3. Important Studies/Research to Date

  •  Individuals who were 90% of there body mass index (BMI) or less at the time of transfer from residential treatment to a day hospital program were more than ten times likely as someone who was above 90 percent of their ideal BMI to fail day hospital treatment and require either readmission to an inpatient unit or discharge against medical advice.
  • For individuals less than 90 percent of their BMI, there is a strong economic advantage for continued inpatient treatment, because it avoids the immediate relapse and readmission for more than one third of those individuals.
  • Over the past fifteen years the treatment of eating disorders has gone from longer hospitalizations for disease management to short hospitalizations for acute stabilization (average length of stay in 1984 was 149.5 days and in 1998 was 23.7). This shift to short hospitalizations has been accompanied by a significant rise in hospital readmissions. (O percent readmissions in 1984 and 27 percent in 1988). This can significantly increase the cost and duration of treatment.
  • Patients of anorexia who are discharged and are still underweight had a 50 percent chance of readmission versus a ten percent chance for readmission for those who were discharged after full weight recovery.
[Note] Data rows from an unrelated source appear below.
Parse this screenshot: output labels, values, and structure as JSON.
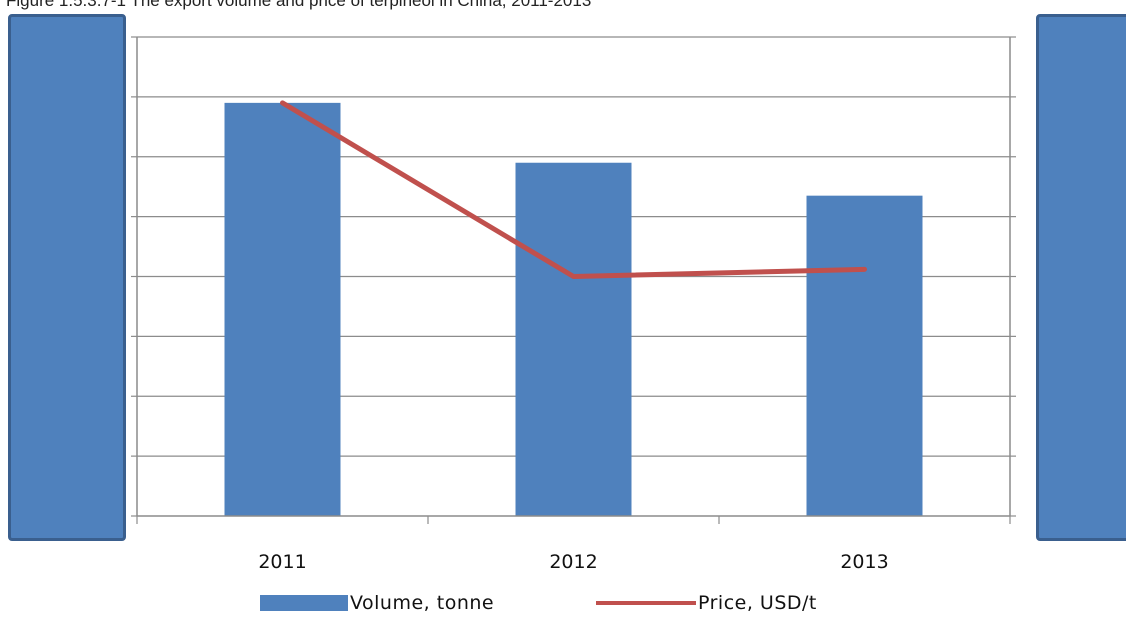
{
  "figure": {
    "caption": "Figure 1.5.3.7-1 The export volume and price of terpineol in China, 2011-2013"
  },
  "chart_data": {
    "type": "bar",
    "categories": [
      "2011",
      "2012",
      "2013"
    ],
    "series": [
      {
        "name": "Volume, tonne",
        "kind": "bar",
        "axis": "left",
        "values": [
          6.9,
          5.9,
          5.35
        ],
        "color": "#4f81bd"
      },
      {
        "name": "Price, USD/t",
        "kind": "line",
        "axis": "right",
        "values": [
          6.9,
          4.0,
          4.12
        ],
        "color": "#c0504d"
      }
    ],
    "left_axis": {
      "ylim": [
        0,
        8
      ],
      "ticks": 8,
      "labels_visible": false
    },
    "right_axis": {
      "ylim": [
        0,
        8
      ],
      "ticks": 8,
      "labels_visible": false
    },
    "grid": true,
    "legend_position": "bottom",
    "mask_color": "#4f81bd"
  }
}
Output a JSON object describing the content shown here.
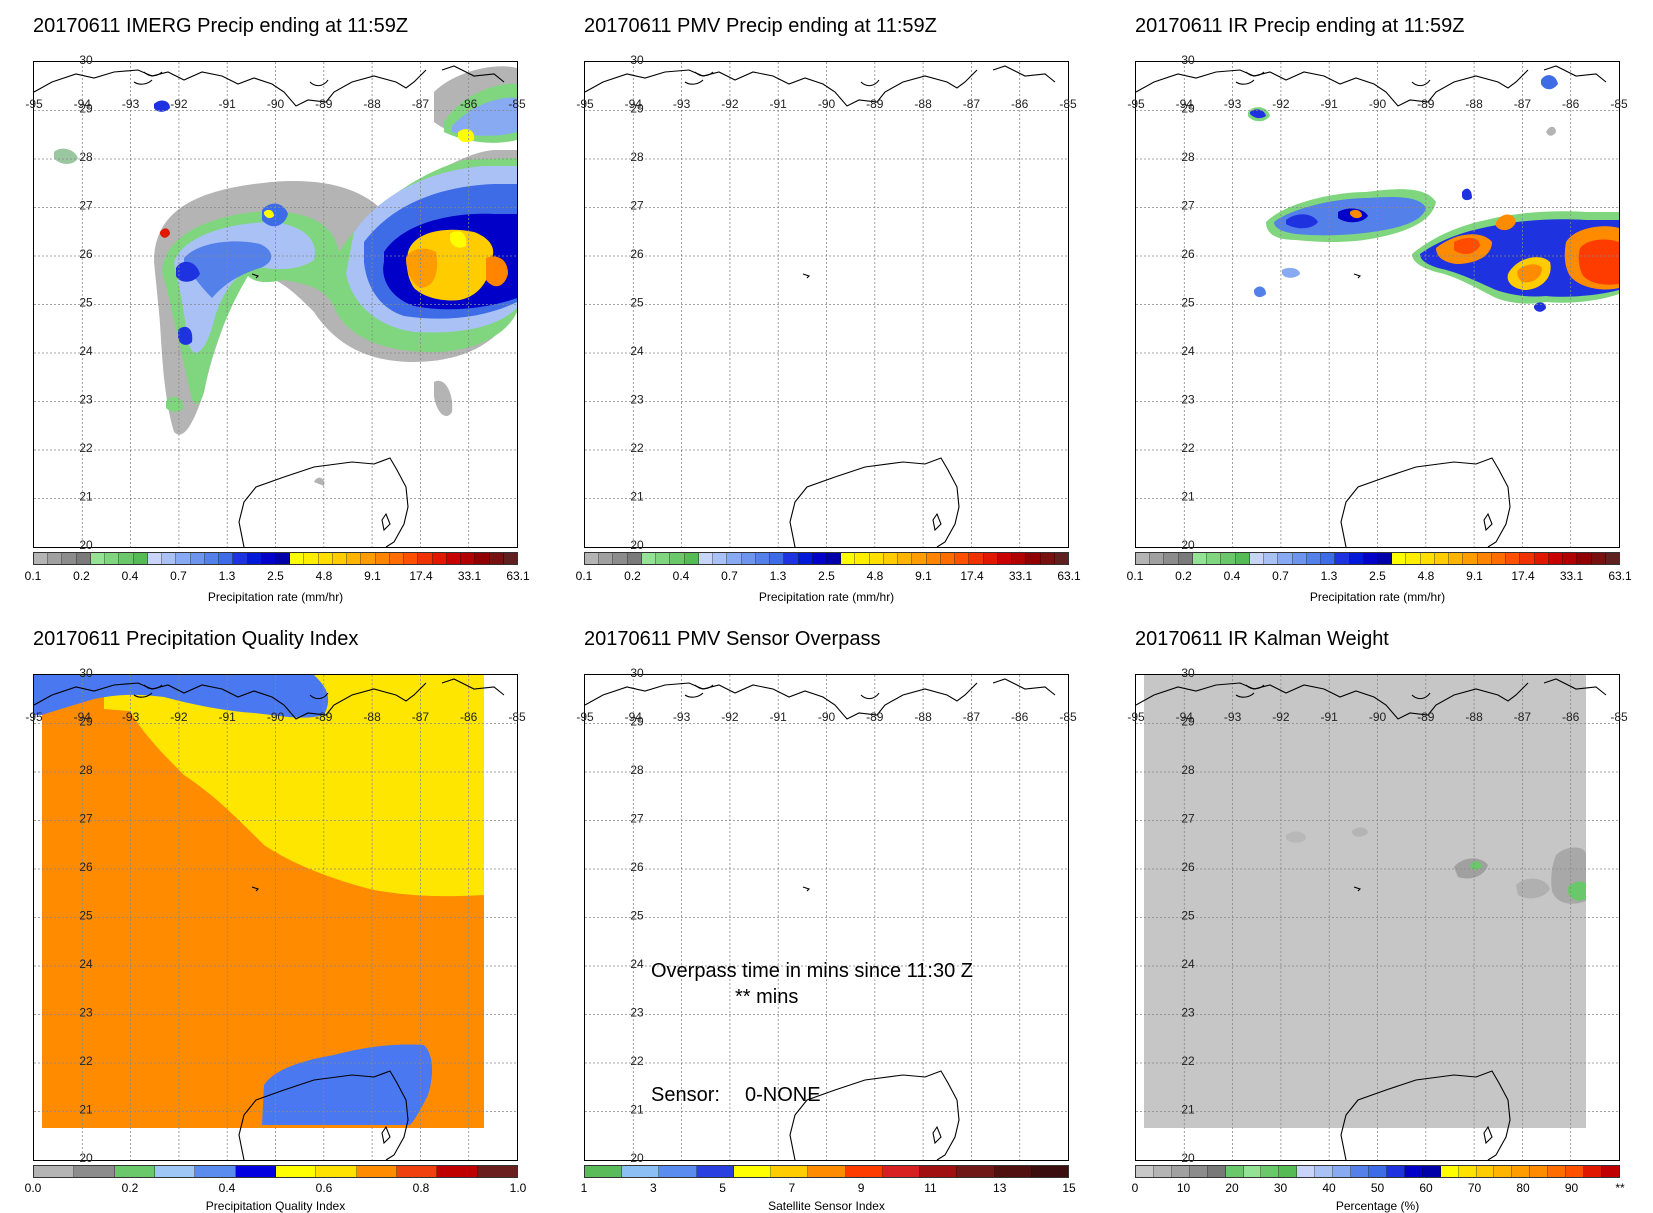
{
  "panels": {
    "imerg": {
      "title": "20170611 IMERG Precip ending at 11:59Z",
      "colorbar_label": "Precipitation rate (mm/hr)",
      "colorbar_ticks": [
        "0.1",
        "0.2",
        "0.4",
        "0.7",
        "1.3",
        "2.5",
        "4.8",
        "9.1",
        "17.4",
        "33.1",
        "63.1"
      ]
    },
    "pmv": {
      "title": "20170611 PMV Precip ending at 11:59Z",
      "colorbar_label": "Precipitation rate (mm/hr)",
      "colorbar_ticks": [
        "0.1",
        "0.2",
        "0.4",
        "0.7",
        "1.3",
        "2.5",
        "4.8",
        "9.1",
        "17.4",
        "33.1",
        "63.1"
      ]
    },
    "ir": {
      "title": "20170611 IR Precip ending at 11:59Z",
      "colorbar_label": "Precipitation rate (mm/hr)",
      "colorbar_ticks": [
        "0.1",
        "0.2",
        "0.4",
        "0.7",
        "1.3",
        "2.5",
        "4.8",
        "9.1",
        "17.4",
        "33.1",
        "63.1"
      ]
    },
    "quality": {
      "title": "20170611 Precipitation Quality Index",
      "colorbar_label": "Precipitation Quality Index",
      "colorbar_ticks": [
        "0.0",
        "0.2",
        "0.4",
        "0.6",
        "0.8",
        "1.0"
      ]
    },
    "overpass": {
      "title": "20170611 PMV Sensor Overpass",
      "colorbar_label": "Satellite Sensor Index",
      "colorbar_ticks": [
        "1",
        "3",
        "5",
        "7",
        "9",
        "11",
        "13",
        "15"
      ],
      "note_line1": "Overpass time in mins since 11:30 Z",
      "note_line2": "** mins",
      "sensor_label": "Sensor:",
      "sensor_value": "0-NONE"
    },
    "kalman": {
      "title": "20170611 IR Kalman Weight",
      "colorbar_label": "Percentage (%)",
      "colorbar_ticks": [
        "0",
        "10",
        "20",
        "30",
        "40",
        "50",
        "60",
        "70",
        "80",
        "90",
        "**"
      ]
    }
  },
  "map": {
    "lon_labels": [
      "-95",
      "-94",
      "-93",
      "-92",
      "-91",
      "-90",
      "-89",
      "-88",
      "-87",
      "-86",
      "-85"
    ],
    "lat_labels": [
      "30",
      "29",
      "28",
      "27",
      "26",
      "25",
      "24",
      "23",
      "22",
      "21",
      "20"
    ]
  },
  "colors": {
    "precip_scale": [
      "#b4b4b4",
      "#a0a0a0",
      "#8c8c8c",
      "#7a7a7a",
      "#94e394",
      "#7fd67f",
      "#6ac86a",
      "#55bb55",
      "#c8d4f8",
      "#a9c1f5",
      "#88aaf2",
      "#6d95ee",
      "#5480ea",
      "#3e6be6",
      "#1e32e0",
      "#0018d8",
      "#0000c8",
      "#0000a8",
      "#ffff00",
      "#ffee00",
      "#ffde00",
      "#ffcc00",
      "#ffb400",
      "#ff9c00",
      "#ff8400",
      "#ff6c00",
      "#ff5000",
      "#f03200",
      "#e01800",
      "#c80000",
      "#b00000",
      "#900000",
      "#781010",
      "#602020"
    ],
    "quality_scale": [
      "#b4b4b4",
      "#8c8c8c",
      "#6ac86a",
      "#9ec7f5",
      "#5a8cf0",
      "#0000e0",
      "#ffff00",
      "#ffe200",
      "#ff8c00",
      "#f04010",
      "#c00000",
      "#6a1e1e"
    ],
    "sensor_scale": [
      "#5abb5a",
      "#8cc0f5",
      "#5a8cf0",
      "#2a3fe0",
      "#ffff00",
      "#ffcc00",
      "#ff8c00",
      "#ff3c00",
      "#d82020",
      "#a01010",
      "#701818",
      "#501010",
      "#3a0e0e"
    ],
    "kalman_scale": [
      "#c8c8c8",
      "#b4b4b4",
      "#a0a0a0",
      "#8c8c8c",
      "#787878",
      "#6ac86a",
      "#94e394",
      "#6ac86a",
      "#55bb55",
      "#c8d4f8",
      "#a9c1f5",
      "#88aaf2",
      "#5480ea",
      "#3e6be6",
      "#1e32e0",
      "#0000c8",
      "#0000a8",
      "#ffff00",
      "#ffe200",
      "#ffcc00",
      "#ffb400",
      "#ff9c00",
      "#ff8c00",
      "#ff6c00",
      "#ff5000",
      "#e01800",
      "#c00000"
    ],
    "quality_orange": "#ff8c00",
    "quality_yellow": "#ffe600",
    "quality_blue": "#4a78f0",
    "kalman_gray": "#c6c6c6"
  }
}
    Assuming treatment consisting of inpatient weight restoration with a gradual step-down to partial hospitalization program and them outpatient treatment, the treatment is cost effective when looking at cost per year of life saved, as compared to any other medical interventions.
  • 10-15 percent of people with anorexia will die form their eating disorder. This is the highest mortality of any psychiatric illness.
  • The risk for death for people with eating disorders is increased with the longer duration of the illness.
  • 1-3 percent of people with bulimia will die.
  • The longer someone has bulimia, the worse the outcome.
  • If children and young adolescents with anorexia do not receive intensive intervention, severe and permanent stunting of growth will occur.
    People under the age of fifteen with strong eating-disordered attitudes and a low rate of weight recovery during admission, need a longer hospitalization and a period of weight management before discharge. Upon discharge, they require a step down to intensive therapy in a day program.
  • If girls with eating disorders do have stunted growth, catch-up growth is possible. However, to achieve this, they need long-standing weight gain. The sooner this is achieved the better, because the capacity for growth will eventually decline.